Chess programs got rid of having to deal individually with special cases through brute force. But Chess is a perfect information game, with no uncertainties and no surprises on the possible pieces that can be on a chess board. It is a closed world.

The places where we really want AI to work well or in more general open worlds.  Our roads where cars drive are an open world. There can be all sorts of things that happen infrequently but need to be handled when they do happen even if the circumstances are different from every thing experienced by AI driving systems before. There are tornados, blizzards, hurricanes, wind borne tumble weeds, and plastic bags, and sheets of styrofoam, and a million other things we could enumerate. Humans use general capabilities, non-driving capabilities, to figure out what to do in unexpected circumstances when driving. Unless an AI system has such general capabilities, every one of the million “long tail events” needs to be trained for.

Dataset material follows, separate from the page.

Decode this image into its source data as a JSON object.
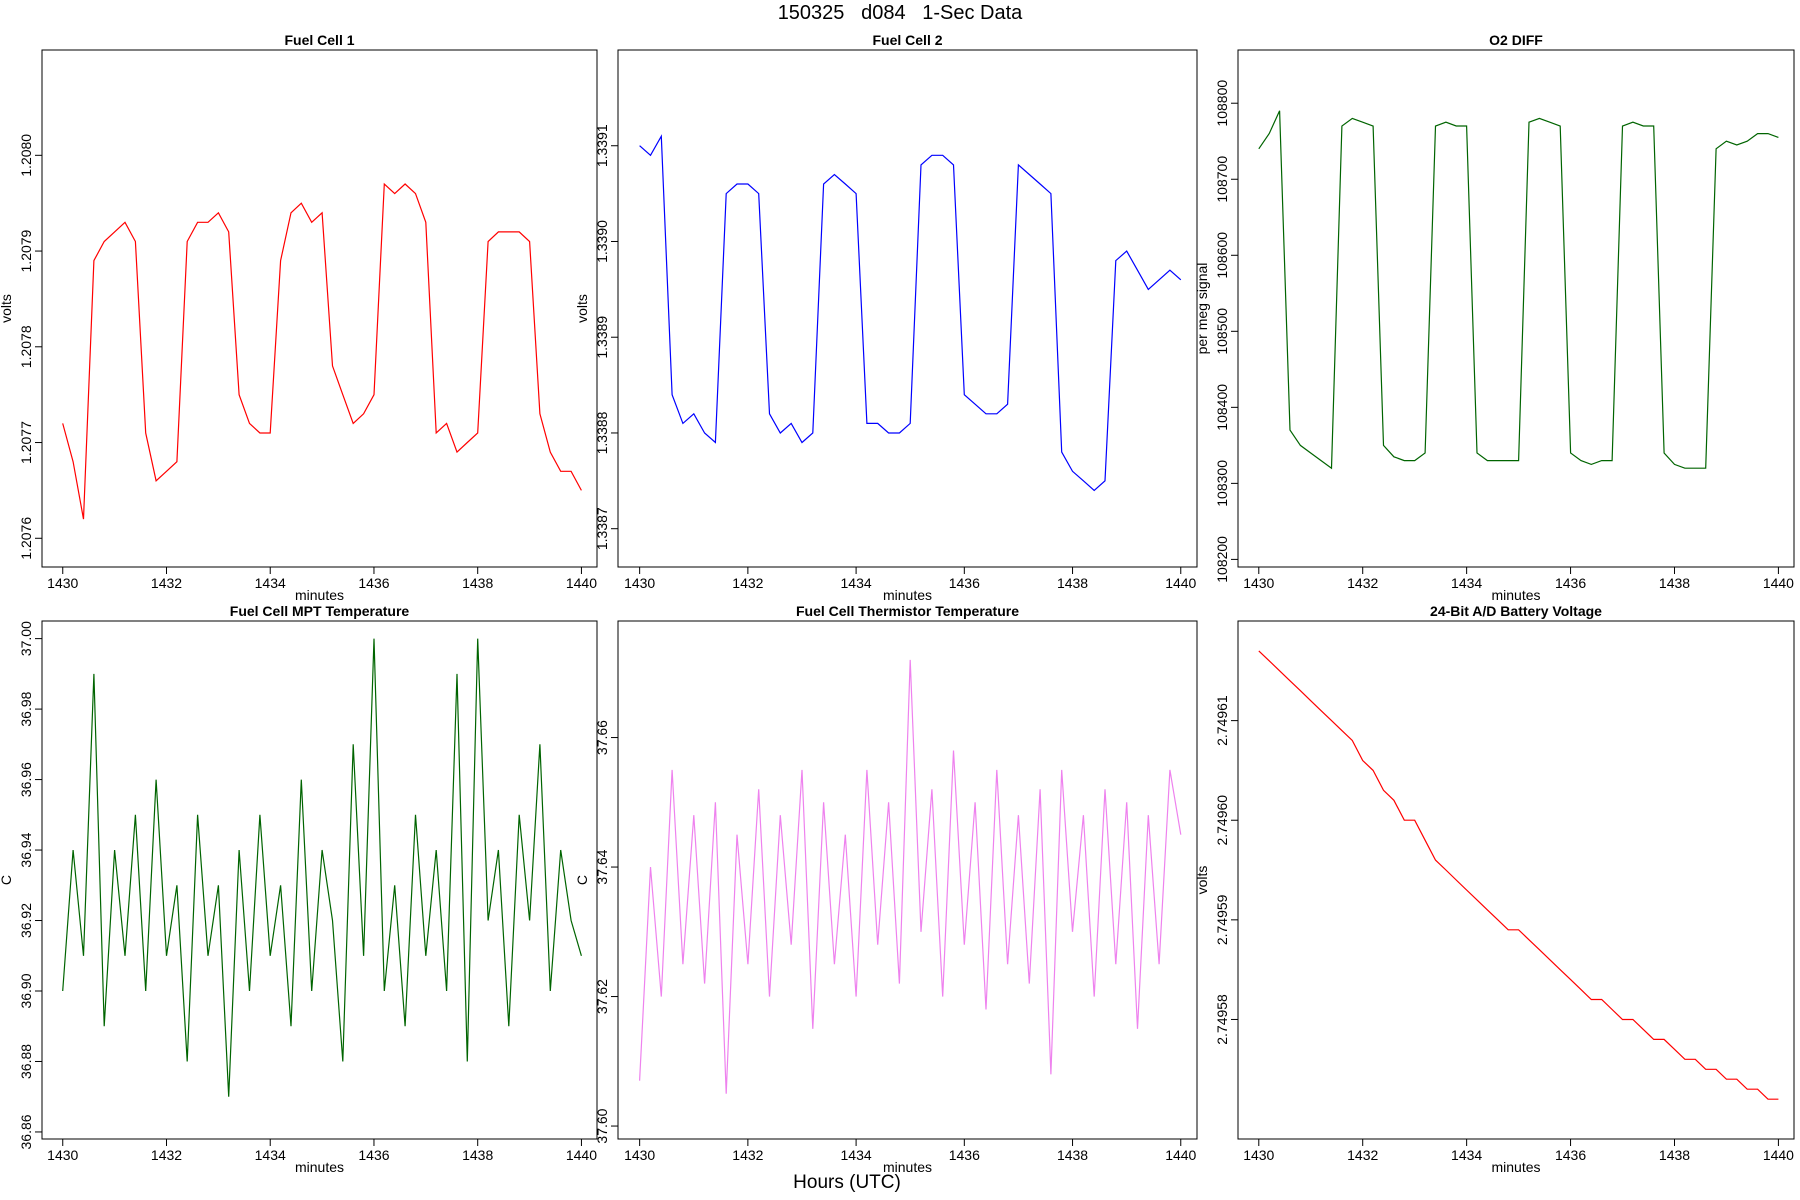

The things we are asking, or believing the hype about, our AI systems to do have lots and lots of special cases that are not subject to the simple brute force of increasing compute power (despite the hucksters claiming precisely that — just give me $10 billion dollars more of cloud services and our system will learn it all).

No, instead we need to put boxes around our AI systems and products and control where they are applied. The alternative is to have brittle systems that will end up causing economic and perhaps safety upheavals.